When it comes to patents, you are able to patent essentially anything that can be made by human hands and is an original invention, idea, or thought. Exceptions to what can be patented includes the following:
- Laws of nature
- Physical phenomena
- Abstract ideas
Even if you were to come up with a useful and brand new scientific discovery that hadn’t ever been thought of by anyone else, you still cannot legally patent it. The reason for this is you didn’t actually create the idea that you discovered – it always existed and you just happened to be the first one to notice it. On the other hand, coming up with an invention that was to make use of your discover would be a much different story, and would almost certainly be able to be patented.
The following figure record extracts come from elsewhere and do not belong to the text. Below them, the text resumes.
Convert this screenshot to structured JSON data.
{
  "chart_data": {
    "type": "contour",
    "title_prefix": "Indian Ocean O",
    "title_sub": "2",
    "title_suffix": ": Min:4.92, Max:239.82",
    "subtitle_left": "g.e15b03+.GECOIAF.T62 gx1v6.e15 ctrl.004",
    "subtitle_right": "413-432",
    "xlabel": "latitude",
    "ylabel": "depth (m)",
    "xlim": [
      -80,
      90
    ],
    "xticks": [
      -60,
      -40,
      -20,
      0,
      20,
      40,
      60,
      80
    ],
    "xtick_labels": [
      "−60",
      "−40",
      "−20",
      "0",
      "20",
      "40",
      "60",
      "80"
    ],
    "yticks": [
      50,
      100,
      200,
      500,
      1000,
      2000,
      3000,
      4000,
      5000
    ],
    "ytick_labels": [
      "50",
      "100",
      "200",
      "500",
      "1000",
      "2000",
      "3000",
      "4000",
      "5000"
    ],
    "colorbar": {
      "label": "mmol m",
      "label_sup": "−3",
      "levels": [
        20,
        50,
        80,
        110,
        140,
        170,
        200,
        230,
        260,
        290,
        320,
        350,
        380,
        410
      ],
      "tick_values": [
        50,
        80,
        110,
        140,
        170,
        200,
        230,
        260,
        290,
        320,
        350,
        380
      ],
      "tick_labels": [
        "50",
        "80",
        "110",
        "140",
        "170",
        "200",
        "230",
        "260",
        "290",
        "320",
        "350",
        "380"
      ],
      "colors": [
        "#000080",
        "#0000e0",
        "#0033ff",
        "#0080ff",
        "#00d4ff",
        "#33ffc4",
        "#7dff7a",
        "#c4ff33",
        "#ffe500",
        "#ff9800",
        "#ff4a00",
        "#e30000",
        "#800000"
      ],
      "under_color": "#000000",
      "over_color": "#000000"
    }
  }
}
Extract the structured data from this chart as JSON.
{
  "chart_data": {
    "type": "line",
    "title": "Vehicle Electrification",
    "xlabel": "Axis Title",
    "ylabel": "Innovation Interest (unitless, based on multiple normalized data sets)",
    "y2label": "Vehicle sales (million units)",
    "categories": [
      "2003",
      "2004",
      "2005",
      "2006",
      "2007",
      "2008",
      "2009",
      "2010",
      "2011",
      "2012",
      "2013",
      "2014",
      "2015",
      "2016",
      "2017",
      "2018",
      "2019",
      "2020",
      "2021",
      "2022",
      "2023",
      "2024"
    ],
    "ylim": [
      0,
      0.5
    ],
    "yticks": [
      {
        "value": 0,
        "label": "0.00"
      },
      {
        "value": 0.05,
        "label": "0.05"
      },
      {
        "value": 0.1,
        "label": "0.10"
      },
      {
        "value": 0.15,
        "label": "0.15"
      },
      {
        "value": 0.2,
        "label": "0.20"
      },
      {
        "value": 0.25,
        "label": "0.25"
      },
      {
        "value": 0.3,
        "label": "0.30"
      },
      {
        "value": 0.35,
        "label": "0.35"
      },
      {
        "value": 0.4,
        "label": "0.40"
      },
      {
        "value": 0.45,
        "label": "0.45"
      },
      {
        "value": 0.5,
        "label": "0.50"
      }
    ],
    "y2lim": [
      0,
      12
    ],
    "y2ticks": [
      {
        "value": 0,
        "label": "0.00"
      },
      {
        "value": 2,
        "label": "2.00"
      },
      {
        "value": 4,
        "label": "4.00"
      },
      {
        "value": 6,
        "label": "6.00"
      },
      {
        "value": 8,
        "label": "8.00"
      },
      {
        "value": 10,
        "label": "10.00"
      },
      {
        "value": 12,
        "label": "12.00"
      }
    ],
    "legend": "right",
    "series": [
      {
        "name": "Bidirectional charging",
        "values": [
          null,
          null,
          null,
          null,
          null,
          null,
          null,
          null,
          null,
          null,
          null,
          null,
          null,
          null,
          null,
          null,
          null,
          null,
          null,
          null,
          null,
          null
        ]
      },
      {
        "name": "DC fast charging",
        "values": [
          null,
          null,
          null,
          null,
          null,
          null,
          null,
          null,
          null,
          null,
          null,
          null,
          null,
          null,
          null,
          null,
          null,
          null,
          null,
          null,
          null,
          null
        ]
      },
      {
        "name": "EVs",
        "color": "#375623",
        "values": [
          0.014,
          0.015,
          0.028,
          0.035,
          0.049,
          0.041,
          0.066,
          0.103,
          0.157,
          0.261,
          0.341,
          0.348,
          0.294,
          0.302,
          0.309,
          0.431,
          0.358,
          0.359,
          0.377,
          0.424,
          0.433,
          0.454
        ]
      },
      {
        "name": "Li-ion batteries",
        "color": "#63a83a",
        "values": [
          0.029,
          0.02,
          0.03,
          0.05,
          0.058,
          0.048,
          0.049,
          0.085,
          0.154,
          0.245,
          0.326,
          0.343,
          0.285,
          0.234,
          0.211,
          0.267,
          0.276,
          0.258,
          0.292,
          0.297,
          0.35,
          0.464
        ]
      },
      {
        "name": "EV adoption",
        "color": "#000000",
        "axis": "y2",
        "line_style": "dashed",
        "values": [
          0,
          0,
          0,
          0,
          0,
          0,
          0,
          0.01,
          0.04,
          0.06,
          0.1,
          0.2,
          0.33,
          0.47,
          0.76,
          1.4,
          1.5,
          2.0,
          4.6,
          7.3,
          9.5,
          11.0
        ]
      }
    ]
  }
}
Under patent law, physical phenomena is classified as products of nature. This means that in the event that your invention takes place in nature, it is still considered to be a physical phenomenon and, legally, cannot be patented.
When it comes to living things, patents are questionable. For instance, if you have an invention that falls under a product of nature, then it will fall under excluded subject matter. On the other hand, having an invention that doesn’t occur naturally and that exists only through some work on your part means you can possibly obtain a patent.
This means, for instance:
- You would be unable to patent a species of mouse running around your lab.
- You would be able to patent a mouse that you genetically engineered to be used in cancer research.
- You would be unable to patent a combination of various bacteria containing beneficial properties if this same combination also occurs elsewhere in nature.
- You would be able to patent a bacterial species genetically altered by you as a way to solve an issue if it didn’t occur naturally elsewhere.